More than 1 million cases have been identified in California.
The nation’s most populous places have all suffered tremendously. In Cook County, Ill., which includes Chicago, more than 5,800 people have died. In Los Angeles County, Calif., more than 330,000 people have had the virus, more than in most states. And in New York City, about one of every 352 residents has died.
Because outbreaks in group settings where large numbers of people are in close quarters have been a major driver of the pandemic, The Times has paid special attention to cases in nursing homes, food processing plants, correctional facilities and colleges.
Information on these cases comes directly from official releases by governments, companies and institutions.

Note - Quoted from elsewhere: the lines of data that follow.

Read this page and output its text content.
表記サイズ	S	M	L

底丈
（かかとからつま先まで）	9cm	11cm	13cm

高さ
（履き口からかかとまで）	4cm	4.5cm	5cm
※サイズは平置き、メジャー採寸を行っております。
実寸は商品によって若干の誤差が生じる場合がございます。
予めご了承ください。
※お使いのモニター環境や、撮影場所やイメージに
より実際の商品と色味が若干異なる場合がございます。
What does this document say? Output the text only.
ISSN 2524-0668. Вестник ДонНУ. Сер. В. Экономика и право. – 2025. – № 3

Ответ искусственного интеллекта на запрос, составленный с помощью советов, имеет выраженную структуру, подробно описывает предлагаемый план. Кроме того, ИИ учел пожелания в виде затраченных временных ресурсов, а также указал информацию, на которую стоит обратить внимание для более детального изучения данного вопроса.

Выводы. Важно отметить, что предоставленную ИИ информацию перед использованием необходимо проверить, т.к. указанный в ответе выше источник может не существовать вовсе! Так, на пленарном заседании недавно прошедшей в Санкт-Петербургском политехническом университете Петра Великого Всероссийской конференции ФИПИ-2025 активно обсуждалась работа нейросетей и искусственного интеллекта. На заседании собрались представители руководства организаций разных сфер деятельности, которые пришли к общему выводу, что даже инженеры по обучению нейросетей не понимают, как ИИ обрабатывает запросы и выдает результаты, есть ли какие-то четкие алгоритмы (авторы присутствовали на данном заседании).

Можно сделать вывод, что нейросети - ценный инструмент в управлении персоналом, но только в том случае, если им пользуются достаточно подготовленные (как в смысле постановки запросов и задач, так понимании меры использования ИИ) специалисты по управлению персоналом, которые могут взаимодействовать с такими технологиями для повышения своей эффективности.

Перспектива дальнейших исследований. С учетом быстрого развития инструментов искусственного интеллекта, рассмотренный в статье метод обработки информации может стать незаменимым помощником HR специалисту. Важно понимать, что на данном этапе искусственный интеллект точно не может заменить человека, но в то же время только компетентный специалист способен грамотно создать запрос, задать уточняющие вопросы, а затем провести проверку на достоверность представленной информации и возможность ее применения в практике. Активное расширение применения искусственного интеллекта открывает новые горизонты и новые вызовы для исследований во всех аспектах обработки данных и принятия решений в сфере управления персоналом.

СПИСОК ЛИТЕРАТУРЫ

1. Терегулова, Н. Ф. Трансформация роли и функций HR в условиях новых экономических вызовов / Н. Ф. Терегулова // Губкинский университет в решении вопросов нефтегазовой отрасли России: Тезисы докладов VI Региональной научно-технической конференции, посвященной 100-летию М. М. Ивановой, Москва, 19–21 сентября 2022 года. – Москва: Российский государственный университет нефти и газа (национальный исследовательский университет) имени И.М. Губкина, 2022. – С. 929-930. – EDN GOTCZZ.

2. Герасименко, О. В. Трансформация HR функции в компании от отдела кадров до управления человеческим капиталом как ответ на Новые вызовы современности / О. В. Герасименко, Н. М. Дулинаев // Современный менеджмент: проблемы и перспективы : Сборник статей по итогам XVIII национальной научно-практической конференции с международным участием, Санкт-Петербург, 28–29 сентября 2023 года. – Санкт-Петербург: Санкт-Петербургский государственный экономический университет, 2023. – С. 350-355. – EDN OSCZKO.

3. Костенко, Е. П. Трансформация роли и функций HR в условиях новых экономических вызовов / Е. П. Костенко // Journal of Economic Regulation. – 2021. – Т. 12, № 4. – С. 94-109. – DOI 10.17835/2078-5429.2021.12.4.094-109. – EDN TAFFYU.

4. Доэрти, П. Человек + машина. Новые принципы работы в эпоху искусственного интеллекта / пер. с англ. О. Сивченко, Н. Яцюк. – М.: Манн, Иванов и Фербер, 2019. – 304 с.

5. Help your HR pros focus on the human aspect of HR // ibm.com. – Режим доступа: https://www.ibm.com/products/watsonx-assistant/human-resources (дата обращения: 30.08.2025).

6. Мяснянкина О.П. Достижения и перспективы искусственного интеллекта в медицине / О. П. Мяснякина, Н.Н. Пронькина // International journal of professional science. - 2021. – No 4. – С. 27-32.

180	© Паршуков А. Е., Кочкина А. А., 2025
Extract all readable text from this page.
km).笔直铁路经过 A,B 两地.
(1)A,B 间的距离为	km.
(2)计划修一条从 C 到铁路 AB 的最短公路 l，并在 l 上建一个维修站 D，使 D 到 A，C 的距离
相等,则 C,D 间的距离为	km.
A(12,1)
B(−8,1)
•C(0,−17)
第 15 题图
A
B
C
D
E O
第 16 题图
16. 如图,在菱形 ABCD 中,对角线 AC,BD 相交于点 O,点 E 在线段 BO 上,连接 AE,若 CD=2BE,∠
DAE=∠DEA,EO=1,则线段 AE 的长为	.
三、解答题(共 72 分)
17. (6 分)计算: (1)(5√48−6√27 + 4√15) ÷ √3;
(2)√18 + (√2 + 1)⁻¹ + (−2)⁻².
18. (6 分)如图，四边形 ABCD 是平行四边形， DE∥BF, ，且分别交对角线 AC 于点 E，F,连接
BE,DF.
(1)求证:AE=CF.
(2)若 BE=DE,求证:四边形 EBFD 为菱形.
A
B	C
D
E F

The tables below show cases that have been identified since the beginning of the pandemic, and with the exception of the table for colleges and universities, only show groups of cases where 50 or more are related to a specific site.
Cases at colleges and universities
Some universities have decided to hold most or all classes online, but many others have reopened their campuses, often with extensive procedures and rules governing behavior and testing. In August and September, as the fall term began, college towns saw some of the highest per capita case growth in the country.
More than 252,000 cases among students and employees at more than 1,600 institutions have been reported over the course of the pandemic, according to a Times database. At least 80 deaths have been reported, many of them in the spring, and most of them among employees, not students. But already this fall, a football player at California University of Pennsylvania and a sophomore at Appalachian State have died after contracting the virus.